One of the more difficult jobs was the reconstruction of the windows—all forty-two of them—and putting weights in all of them. Loose-hanging wallpaper was replaced by sheet rock on most of the walls. Most of the downstairs rooms had been finished in 1983 when the historical marker was placed for the Ele Baggett home, but there was more work left to do upstairs. The upstairs have now all been restored. The new owners, The Balls, of the Historical Silas Baggett House have opened the house as The Morning Glory Inn situated in downtown Belton, Texas.

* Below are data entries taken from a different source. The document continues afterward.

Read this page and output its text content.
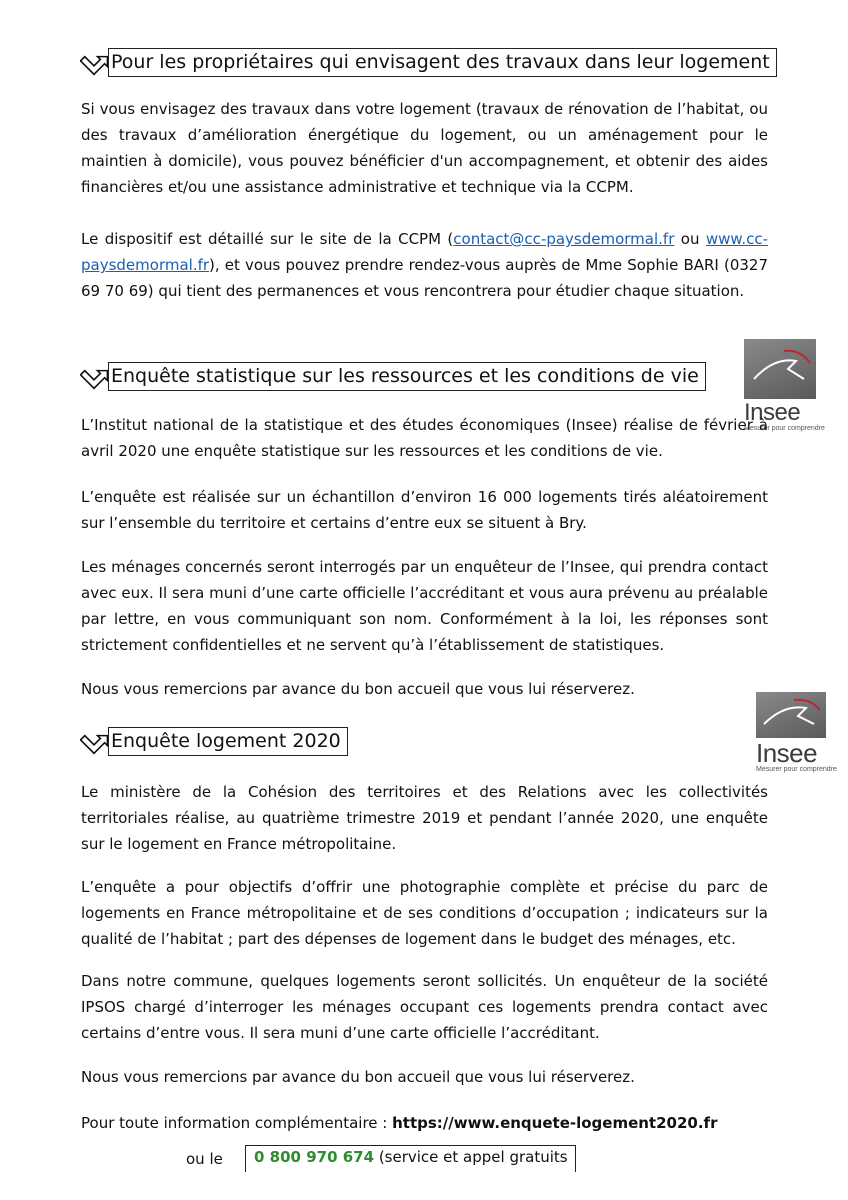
Pour les propriétaires qui envisagent des travaux dans leur logement

Si vous envisagez des travaux dans votre logement (travaux de rénovation de l’habitat, ou des travaux d’amélioration énergétique du logement, ou un aménagement pour le maintien à domicile), vous pouvez bénéficier d'un accompagnement, et obtenir des aides financières et/ou une assistance administrative et technique via la CCPM.

Le dispositif est détaillé sur le site de la CCPM (contact@cc-paysdemormal.fr ou www.cc-paysdemormal.fr), et vous pouvez prendre rendez-vous auprès de Mme Sophie BARI (0327 69 70 69) qui tient des permanences et vous rencontrera pour étudier chaque situation.

Enquête statistique sur les ressources et les conditions de vie
Insee
Mesurer pour comprendre

L’Institut national de la statistique et des études économiques (Insee) réalise de février à avril 2020 une enquête statistique sur les ressources et les conditions de vie.

L’enquête est réalisée sur un échantillon d’environ 16 000 logements tirés aléatoirement sur l’ensemble du territoire et certains d’entre eux se situent à Bry.

Les ménages concernés seront interrogés par un enquêteur de l’Insee, qui prendra contact avec eux. Il sera muni d’une carte officielle l’accréditant et vous aura prévenu au préalable par lettre, en vous communiquant son nom. Conformément à la loi, les réponses sont strictement confidentielles et ne servent qu’à l’établissement de statistiques.

Nous vous remercions par avance du bon accueil que vous lui réserverez.

Enquête logement 2020	Insee
Mesurer pour comprendre

Le ministère de la Cohésion des territoires et des Relations avec les collectivités territoriales réalise, au quatrième trimestre 2019 et pendant l’année 2020, une enquête sur le logement en France métropolitaine.

L’enquête a pour objectifs d’offrir une photographie complète et précise du parc de logements en France métropolitaine et de ses conditions d’occupation ; indicateurs sur la qualité de l’habitat ; part des dépenses de logement dans le budget des ménages, etc.

Dans notre commune, quelques logements seront sollicités. Un enquêteur de la société IPSOS chargé d’interroger les ménages occupant ces logements prendra contact avec certains d’entre vous. Il sera muni d’une carte officielle l’accréditant.

Nous vous remercions par avance du bon accueil que vous lui réserverez.

Pour toute information complémentaire : https://www.enquete-logement2020.fr

ou le	0 800 970 674 (service et appel gratuits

Reporter Bobby Stinson had an enterview with Mrs. Cecily Ball for a newspaper in Belton, Texas. She tells of how they had renovated the house and how it looked when they bought the house.

“I think the old-house people are a special breed,” says Cecily Ball, who along with her husband Wayne, own and are renovating the Silas Baggett house located on North Main Street in Belton.

“My husband and I have been working on restoring the house for about seven years, starting from the time we bought the house, which was originally owned by Silas Baggett. When my husband and I came to this area, we saw the house and immediately realized it was the house we wanted. He was stationed at Fort Hood at that time.” “I’ve always loved old houses,” she said. “I guess I’m just a bit of a romantic.”

“The Ele Baggett house will receive a Texas State Historical Marker in ceremonies on Sunday. It is currently owned by Mr. and Mrs. Robert Kimball, and is pretty much in its original appearance.

“The Ele Baggett house has the date 1893 carved into the turret and was completed by 1895. Since moving into the house on 18 June 1982 the Kimballs have added wall-to-wall carpeting and a shower stall and marble-like lavatory to the kitchenette-dressing room in the north side upstairs bedroom.

“Some of the previous owners of the structure include Michael and Linda Lanning, who restored the gingerbread and repaired the porches, wallpapered five rooms and had the exterior scraped and painted.

“Other owners include George Eads, father of District Attorney Cappy Eads; and F. B. Russell, father of James Russel, Judge of the Bell County Court-At-Law. F. B. Russel once served as a member of the Texas Legislature and was the former owner and editor of the Belton Journal and still writes a weekly column for the newspaper.

“The original houses probably looked much as they look today. Recently, two half brothers knocked on our door and said that they had lived in the Silas Baggett house back in 1914, and had not been back to visit since. The two men were astounded at how little the house had seemed to change in the time they had been gone.”

Of the do-it-yourself restoration project, Ball said, “It can be taxing on a person. It’s a long haul. The house has taught me the virtue of patience. Although my husband and I share the work, he does most of the difficult work.

“Other owners of the house have included Mary Hardin-Baylor College and the J. H. Shines. The Shines owned the house for twenty-five years.

“One of her main concerns about the house is the potential of growth in Belton, especially with the house already located on one of Belton’s busiest streets. We have learned a lot working on the house, which would make restoring another house much easier, but there probably won't not be a next one.

“It’s nice to put in a little effort and end up with something nice,” she said. “It’s a great place to raise the kids. Our plans are to stay at the Silas Baggett house for a long time.”